[OPE-L:3950] Re: Re: Re: Re: Re: Re: Re: The Transformation Problem

From: Rakesh Bhandari (bhandari@Princeton.EDU)
Date: Wed Oct 04 2000 - 14:08:26 EDT


In 3947 Paul C wrote:

>Note that the definition of value in vol 1 is done in abstraction from
>changes in technology over time.

False. From the beginning, Marx emphasizes that an increase in the 
amount of material wealth may correspond to a simultaneous fall in 
the magnitude of value; so, the same change in productivity which 
increases the fruitfulness of labor, and therefore the amount of use 
values produced by it, also brings about a reduction in the value of 
the increased total amount, if it cuts down the total amount of 
labour time necessary to produce the use values.

That is, from the beginning value theory is not enlisted to formalize 
Adam Smith's insights into hidden hand or to set up a delusive system 
of n millions of equations into which we need only introduce n 
millions of constants to calculate with mathematical accuracy the 
price of a definite individual commodity at any time.

Rather by holding the value of money constant, Marx can explore the 
working of the law of value as it appears in the general *development* 
of prices of commodities, in which the continuous depreciation in 
value of the commodities, effected by ever increasing productivity of 
labor consequent upon the accumulation of capital, constitutes the 
decisive factor. The final purpose of this of course is to reveal the 
economic law of motion of modern society and that means at the same 
the law of its historical development.

See Karl Korsch, Karl Marx, p. 153-4 and Grossmann's dynamics book. 

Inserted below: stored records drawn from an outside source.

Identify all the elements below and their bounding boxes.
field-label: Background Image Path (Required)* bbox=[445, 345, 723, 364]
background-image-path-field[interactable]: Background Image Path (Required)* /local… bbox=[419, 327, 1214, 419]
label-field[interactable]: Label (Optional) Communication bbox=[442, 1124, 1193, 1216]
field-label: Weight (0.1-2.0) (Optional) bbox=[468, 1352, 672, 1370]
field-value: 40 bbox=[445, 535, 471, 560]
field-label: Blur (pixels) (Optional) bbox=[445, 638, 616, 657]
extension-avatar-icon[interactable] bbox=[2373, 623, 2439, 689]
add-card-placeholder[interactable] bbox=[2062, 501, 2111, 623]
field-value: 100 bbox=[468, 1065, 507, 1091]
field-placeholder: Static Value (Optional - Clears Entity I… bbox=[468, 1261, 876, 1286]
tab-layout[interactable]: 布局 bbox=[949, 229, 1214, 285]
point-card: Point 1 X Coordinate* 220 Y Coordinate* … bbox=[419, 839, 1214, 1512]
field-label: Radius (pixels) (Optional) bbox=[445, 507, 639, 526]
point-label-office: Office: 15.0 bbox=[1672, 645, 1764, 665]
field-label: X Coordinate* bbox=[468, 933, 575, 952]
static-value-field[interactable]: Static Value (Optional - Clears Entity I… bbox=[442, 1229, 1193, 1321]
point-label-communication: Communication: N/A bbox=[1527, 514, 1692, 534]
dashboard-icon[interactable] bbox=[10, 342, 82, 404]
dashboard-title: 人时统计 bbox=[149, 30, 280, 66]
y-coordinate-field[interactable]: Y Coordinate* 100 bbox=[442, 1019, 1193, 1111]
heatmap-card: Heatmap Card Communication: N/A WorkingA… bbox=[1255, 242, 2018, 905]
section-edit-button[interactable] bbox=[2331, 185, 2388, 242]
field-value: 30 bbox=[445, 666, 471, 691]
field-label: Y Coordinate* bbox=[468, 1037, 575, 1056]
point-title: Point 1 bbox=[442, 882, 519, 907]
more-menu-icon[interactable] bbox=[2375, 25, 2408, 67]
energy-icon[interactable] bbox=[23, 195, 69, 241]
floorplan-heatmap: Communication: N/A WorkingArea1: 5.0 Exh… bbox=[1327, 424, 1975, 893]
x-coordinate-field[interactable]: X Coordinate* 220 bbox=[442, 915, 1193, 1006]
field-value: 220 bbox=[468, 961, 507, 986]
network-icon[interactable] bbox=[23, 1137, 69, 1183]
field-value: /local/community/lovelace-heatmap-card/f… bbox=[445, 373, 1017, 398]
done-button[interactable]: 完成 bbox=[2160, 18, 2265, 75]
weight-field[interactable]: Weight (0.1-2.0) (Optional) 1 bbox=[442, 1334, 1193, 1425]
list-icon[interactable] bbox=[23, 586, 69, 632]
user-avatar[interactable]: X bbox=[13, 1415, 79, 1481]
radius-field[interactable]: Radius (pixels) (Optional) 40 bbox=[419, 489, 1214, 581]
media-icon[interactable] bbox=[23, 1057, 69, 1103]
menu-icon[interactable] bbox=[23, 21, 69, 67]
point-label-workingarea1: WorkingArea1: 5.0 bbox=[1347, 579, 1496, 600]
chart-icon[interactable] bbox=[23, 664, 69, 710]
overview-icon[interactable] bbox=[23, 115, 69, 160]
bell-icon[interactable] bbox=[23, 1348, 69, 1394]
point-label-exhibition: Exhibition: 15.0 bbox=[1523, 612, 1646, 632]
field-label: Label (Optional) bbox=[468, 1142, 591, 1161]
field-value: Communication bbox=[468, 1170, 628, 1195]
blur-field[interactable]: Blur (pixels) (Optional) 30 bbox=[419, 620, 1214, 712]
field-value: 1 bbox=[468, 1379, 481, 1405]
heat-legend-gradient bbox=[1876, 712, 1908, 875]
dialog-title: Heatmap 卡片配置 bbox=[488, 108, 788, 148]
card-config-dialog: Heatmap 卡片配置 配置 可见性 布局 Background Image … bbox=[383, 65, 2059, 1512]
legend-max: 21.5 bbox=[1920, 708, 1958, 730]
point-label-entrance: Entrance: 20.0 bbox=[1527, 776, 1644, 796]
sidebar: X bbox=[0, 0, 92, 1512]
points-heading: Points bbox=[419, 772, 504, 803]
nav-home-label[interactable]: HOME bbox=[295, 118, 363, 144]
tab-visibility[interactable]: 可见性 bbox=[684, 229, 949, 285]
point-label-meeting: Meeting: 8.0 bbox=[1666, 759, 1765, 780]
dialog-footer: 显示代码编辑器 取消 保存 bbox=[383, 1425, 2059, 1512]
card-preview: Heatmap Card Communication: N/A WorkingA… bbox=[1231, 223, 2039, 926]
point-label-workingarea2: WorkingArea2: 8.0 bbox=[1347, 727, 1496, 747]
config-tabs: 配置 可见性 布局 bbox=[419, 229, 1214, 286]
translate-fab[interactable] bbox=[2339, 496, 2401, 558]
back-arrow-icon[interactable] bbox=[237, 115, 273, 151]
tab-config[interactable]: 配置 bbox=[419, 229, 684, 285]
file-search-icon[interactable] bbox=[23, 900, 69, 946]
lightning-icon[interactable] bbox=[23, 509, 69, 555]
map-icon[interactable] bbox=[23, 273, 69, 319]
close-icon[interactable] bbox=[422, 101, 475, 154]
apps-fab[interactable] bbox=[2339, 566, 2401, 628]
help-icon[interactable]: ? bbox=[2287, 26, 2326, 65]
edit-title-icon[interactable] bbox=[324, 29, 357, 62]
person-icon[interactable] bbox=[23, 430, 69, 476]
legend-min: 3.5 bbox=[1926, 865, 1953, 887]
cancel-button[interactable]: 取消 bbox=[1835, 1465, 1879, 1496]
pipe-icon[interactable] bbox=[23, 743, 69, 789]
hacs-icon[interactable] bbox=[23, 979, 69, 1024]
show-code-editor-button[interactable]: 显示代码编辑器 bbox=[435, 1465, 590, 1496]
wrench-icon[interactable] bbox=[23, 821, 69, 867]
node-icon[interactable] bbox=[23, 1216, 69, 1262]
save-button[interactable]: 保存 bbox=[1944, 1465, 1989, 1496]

>In vol 1 a change in technology
>changes values, but there is not systematic treatment of
>the effect of a continuous rate of change of technology on
>the definition of commodity values.

This is what the whole chapter on relative surplus value is about. How else
could the rate of exploitation rise if real wages at the very least remain
constant? 


>It strikes me as illegitimate to try and reconcile prices of production
>computed on a temporal basis with value defined on a non temporal
>basis.

Value is never defined on a non temporal basis; it is only held 
constant for the purposes of simplifying the construction of the 
reproduction schema which are meant to show the possibility of growth 
without a permanent consumption deficit. 

I will parenethically note here that  even if Marx has failed here for the
reasons Paul Z has noted, then	all this means is that a scheme in constant
values cannot demonstrate  this possibility, not that capital accumulation
must be haunted by a  permanent inability to realize produced surplus value
(see Grossmann's critique of Luxemburg). 

Moreover, you do not respond to my post by cutting and answering, as 
Ajit has said we should. There I give you clear evidence that in 
Capital 3, ch 9 Marx does *not* assume constant values or prices of 
production.



>
>Once you deal with continuous rates of change of labour productivity
>then you are stepping outside the theoretical space on which the original
>theory of value was based.

Not Marx's original theory of value.